Other 9/11 remembrances

Broomfield:

Broomfield police and the North Metro Fire Rescue District will host a 9/11 memorial ceremony beginning at 8 a.m. Wednesday.

The event, which will feature the ringing of a ceremonial bell, as well as bagpipes and the playing of "Taps," will start at the Broomfield Amphitheater, 3 Community Park Road, before migrating to the nearby Broomfield 9/11 Memorial monument park.

University of Colorado:

The University of Colorado College Republicans will take to the Norlin Quad at 5 p.m. Wednesday to begin placing 2,996 miniature American flags in the ground, each signifying a life lost in the attacks on New York, Washington, D.C., and Pennsylvania.

Bearing photographs of fallen colleagues and loaded down with heavy equipment, 19 Boulder firefighters Wednesday will climb the 55 stories of Denver's CenturyLink Tower -- twice.

The idea behind the grueling climb, being undertaken by 343 firefighters from across Colorado, is to remember the 343 firefighters and paramedics who were killed in New York City in the 9/11 terrorist attacks as they worked to save lives in the 110-story World Trade Center Towers.

First organized in 2005, the Denver memorial stair climb is among dozens of similar events taking place Wednesday across the country.

Matt Zavala, an engineer for Boulder Fire, will participate in his fourth climb up the tower, 1801 California St. It's an annual tradition that he says has deep emotional meaning for the participants.

Prior to the climb, each participant is given a name tag with a picture of one of the fallen New York City firefighters. Zavala said many pin the tags to their jackets, which reminds them why they are taking on the demanding physical challenge.

"It's a way for firefighters in Boulder and across the country to build camaraderie and honor the sacrifice that those 343 made," Zavala said. "It's a pretty humbling event when it's all over."

While participants have the option to climb in athletic gear, Zavala and many others will take on the first 55 stories in full gear with a hose pack and ax, before unloading some of that and taking on the second leg while breathing in oxygen from their tanks.
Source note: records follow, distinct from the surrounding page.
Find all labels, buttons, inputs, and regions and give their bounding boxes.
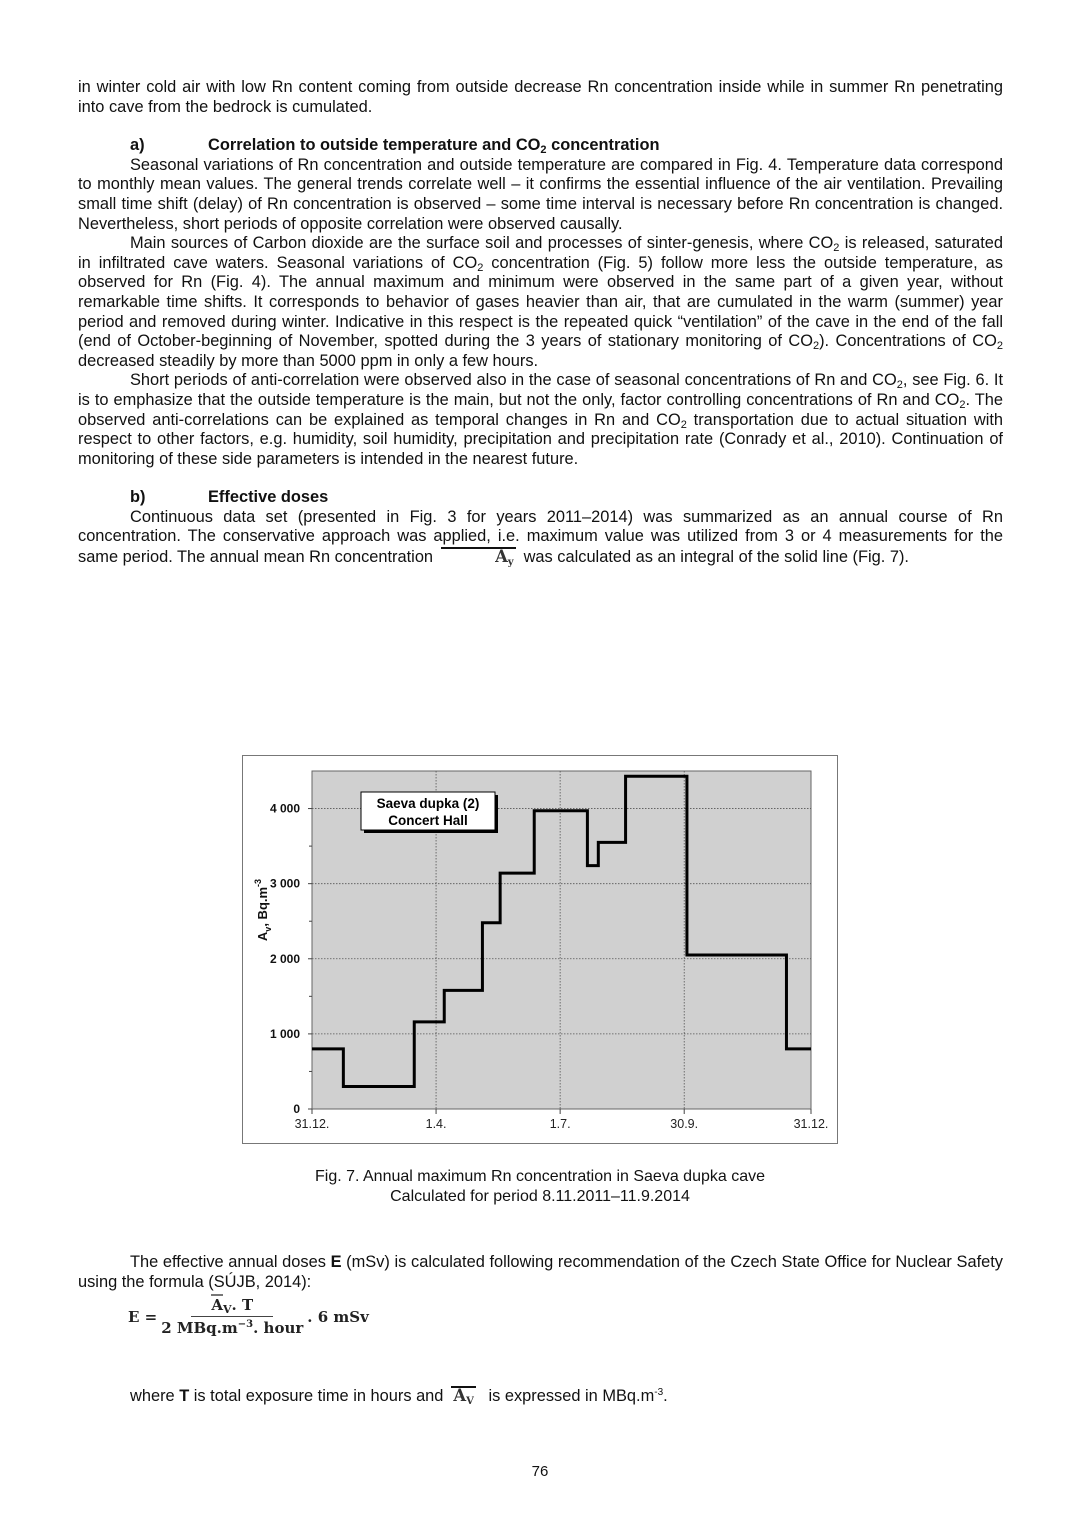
x-tick-label: 31.12. xyxy=(294,1117,330,1131)
body-text xyxy=(78,78,1003,571)
mean-activity-symbol-2: AV xyxy=(451,1386,475,1410)
paragraph-3: Short periods of anti-correlation were observed also in the case of seasonal concentrations of Rn and $CO_2$, see Fig. 6. It is to emphasize that the outside temperature is the main, but not the only, factor controlling concentrations of Rn and $CO_2$. The observed anti-correlations can be explained as temporal changes in Rn and $CO_2$ transportation due to actual situation with respect to other factors, e.g. humidity, soil humidity, precipitation and precipitation rate (Conrady et al., 2010). Continuation of monitoring of these side parameters is intended in the nearest future. xyxy=(78,371,1004,468)
formula-explanation: where T is total exposure time in hours and AV is expressed in $MBq.m^{-3}$. xyxy=(130,1386,668,1410)
step-chart xyxy=(243,756,839,1145)
formula-denominator: 2 $MBq.m^{-3}$. hour xyxy=(161,1319,304,1337)
formula-lhs: E = xyxy=(128,1307,158,1326)
legend-text: Concert Hall xyxy=(388,813,468,828)
y-tick-label: 1 000 xyxy=(269,1026,300,1041)
page-number: 76 xyxy=(531,1463,549,1480)
caption-line-1: Fig. 7. Annual maximum Rn concentration in Saeva dupka cave xyxy=(314,1168,766,1185)
y-axis-label: $A_v$, $Bq.m^{-3}$ xyxy=(253,878,273,942)
x-tick-label: 1.7. xyxy=(549,1117,571,1131)
section-b-heading xyxy=(78,488,1003,508)
figure-caption xyxy=(0,1167,1080,1207)
y-tick-label: 4 000 xyxy=(269,801,300,816)
y-tick-label: 0 xyxy=(293,1102,300,1116)
section-a-title: Correlation to outside temperature and $CO_2$ concentration xyxy=(208,136,660,157)
section-a-number: a) xyxy=(130,136,145,155)
paragraph-2: Main sources of Carbon dioxide are the surface soil and processes of sinter-genesis, where $CO_2$ is released, saturated in infiltrated cave waters. Seasonal variations of $CO_2$ concentration (Fig. 5) follow more less the outside temperature, as observed for Rn (Fig. 4). The annual maximum and minimum were observed in the same part of a given year, without remarkable time shifts. It corresponds to behavior of gases heavier than air, that are cumulated in the warm (summer) year period and removed during winter. Indicative in this respect is the repeated quick “ventilation” of the cave in the end of the fall (end of October-beginning of November, spotted during the 3 years of stationary monitoring of $CO_2$). Concentrations of $CO_2$ decreased steadily by more than 5000 ppm in only a few hours. xyxy=(78,234,1003,370)
x-tick-label: 1.4. xyxy=(425,1117,447,1131)
section-b-number: b) xyxy=(130,488,146,507)
paragraph-1: Seasonal variations of Rn concentration and outside temperature are compared in Fig. 4. Temperature data correspond to monthly mean values. The general trends correlate well – it confirms the essential influence of the air ventilation. Prevailing small time shift (delay) of Rn concentration is observed – some time interval is necessary before Rn concentration is changed. Nevertheless, short periods of opposite correlation were observed causally. xyxy=(78,155,1003,233)
y-tick-label: 3 000 xyxy=(269,876,300,891)
mean-activity-symbol: Ay xyxy=(441,547,516,571)
legend-text: Saeva dupka (2) xyxy=(376,796,480,811)
x-tick-label: 31.12. xyxy=(793,1117,829,1131)
paragraph-4: Continuous data set (presented in Fig. 3 for years 2011–2014) was summarized as an annual course of Rn concentration. The conservative approach was applied, i.e. maximum value was utilized from 3 or 4 measurements for the same period. The annual mean Rn concentration Ay was calculated as an integral of the solid line (Fig. 7). xyxy=(78,508,1003,571)
y-tick-label: 2 000 xyxy=(269,951,300,966)
formula-tail: . 6 mSv xyxy=(307,1307,369,1326)
section-b-title: Effective doses xyxy=(208,488,329,507)
formula-fraction xyxy=(161,1296,303,1337)
formula-numerator: $A_V$. T xyxy=(191,1296,273,1317)
x-tick-label: 30.9. xyxy=(670,1117,699,1131)
section-a-heading xyxy=(78,136,1003,156)
caption-line-2: Calculated for period 8.11.2011–11.9.2014 xyxy=(390,1188,690,1205)
dose-formula xyxy=(128,1296,369,1337)
paragraph-0: in winter cold air with low Rn content coming from outside decrease Rn concentration inside while in summer Rn penetrating into cave from the bedrock is cumulated. xyxy=(78,78,1003,116)
formula-intro: The effective annual doses E (mSv) is calculated following recommendation of the Czech State Office for Nuclear Safety using the formula (SÚJB, 2014): xyxy=(78,1253,1004,1291)
figure-7-chart xyxy=(242,755,838,1144)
"It's hard because you're carrying all this weight," Zavala said, estimating that full gear weighs 75 pounds. "It not like a typical race, where you warm up. You just get your gear on and go. Our job requires us to be ready on a moment's notice, and that's what happened on that morning."

Kim Scott, Boulder Fire Rescue's fire safety coordinator, said the 19 department participants this year run the gamut from new firefighters to seasoned veterans.

"It brings our staff together on a united front," Scott said. "You have to make a commitment to yourself to keep on learning and keep on training and bettering yourself."